Today, the 1st of February, it is exactly one year ago that my husband and I moved to Malmö, Sweden. Moving to Sweden was for us a consequence of the harsh Danish migration law. A law usually referred to in Denmark as “the 24-year rule” does not let the foreign spouses obtain resident permit if one of the two parts is under 24-year old. This law has been stopping our dreams of a live together in Denmark from the beginning, because I will not turn 24 until September this year. We had no other options than to search for alternatives. And Sweden became the alternative.
At the beginning I did not think it would be much of a different from Denmark. The two countries are both two modern welfare societies. Now after one year in Sweden, I must admit that there are some differences:
1. Front runner in recycling
One of the first things that struck me when we moved here was the carefully outlined system of separating of trash for recycling. In Malmö each block has a so-called “Miljöhus” (environment house) with huge trash bins for all kind of different trash: paper and newspapers, plastic, metal, electronics, cardboard packaging, and organic left overs (there is even special trash bags for organics which you can take for free).

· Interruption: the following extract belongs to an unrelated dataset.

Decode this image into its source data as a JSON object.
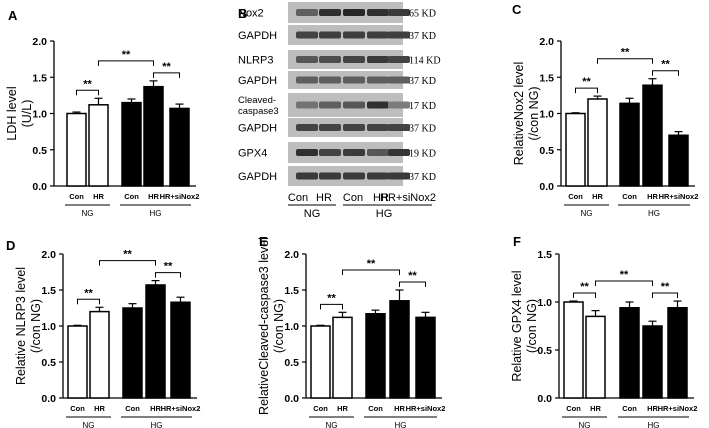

For a recycling and environmental freak as me this has been heaven. Every time I go to Copenhagen to friends’ houses and have to throw out organic left overs, plastic or paper it almost hurts me. Sweden is really in front when it comes to recycling! Thumps up!
2. Paper loving health care system
In contrast the front position in recycling, Sweden is steps behind when it comes to digitalizing their health care system. There might still be many things which have to be done with the Danish health care system. But the process of digitalizing has started in many parts of the Danish system. However, in Sweden almost everything I have had to do within the health care system has been sent by ordinary mail: from receiving the answer on a blood sample to my appointment reserved at the doctor or the hospital. I am not saying that Denmark is a lot better in everything but at least I can reserve time by the normal doctor through internet. In Sweden I have only been able to request a time, and then they usually give me an appointment when I cannot come.
3. Humanitarian superpower
The migration crisis and our own example (among many other Danish-international couples’) have shown Sweden as a humanitarian superpower which opens its door for people in need. It seems to be a very strong part of the Swedish self-understanding. Some weeks ago I heard a Danish radio program about Sweden where an expert mentioned that the concept of “political correctness” (a highly discussed topic in Denmark) does not really exist in the Swedish debates. It is seen as a fact that Sweden should help. However, this general idea of a humanitarian superpower is today also resulting in a series of problems in the Swedish political life: on the one hand, right wing extremists are winning more and more support because not everyone agrees with the notion of what being a humanitarian superpower includes. On the other hand, areas of Swedish cities experiences difficulties with the integration process of migrants.
Recently, there has been taken steps away from this position. In November 2015, and again in January 2016 Sweden enforced border a strict border control, especially in our region of Skåne (southern Sweden) towards Denmark.
4. A labor market not in gear for the loads of migrants
This is in strong connection to the point above. While the Swedish politicians have been keen on opening the borders and providing protection for people from hot spots around the world, the Swedish labor market has not been adjusted at the same speed. We have experienced this ourselves through the flight of finding a job for my husband.
Sweden has developed different economic labor market offers for newly arrived immigrants. Therefore, we sought help at the employment office. After filling out forms after forms my husband finally got assigned a caseworker in charge of helping him. However, this person had no knowledge in working with a person which does not speak fluently Swedish. The pieces of advice he gave seemed like the ones he would give to a Swedish speaking person. The many the especial offers of immigrants, for example internships, appeared to only exist if you found them by yourself. There was nothing organized by the employment office. There was not even established a database with jobs possible for foreigners to apply for where, for example proficiency in Swedish was not a requirement.
In my opinion, this is an area which should be focused on improving before Sweden (and any other country facing issues with integration) can have a successful integration of the many immigrants of all kinds. Denmark, I imagine, is not any better in the area. However, the more showing the immigration debate is for me.
5. (Mostly) enthusiastic when you try your poor Swedish
A thing that really pushes your limits when moving to another country is to communicate oneself in the foreign language. Swedish is almost a sister language to Danish, and we have many things in common. However, we do also have many different ways to express and pronounce words. Nevertheless, to make an effort in understanding and communicating in the language is one of the greatest forms of respect you can show when living abroad. Therefore I have been keen to try out my crazy Swedish-Danish mix when I from time to time interact with our local Swedish community. Mostly, I must say, the Swedes have been nice and patient about my poor Swedish. Parts of me believe that it is because they like that I at least try.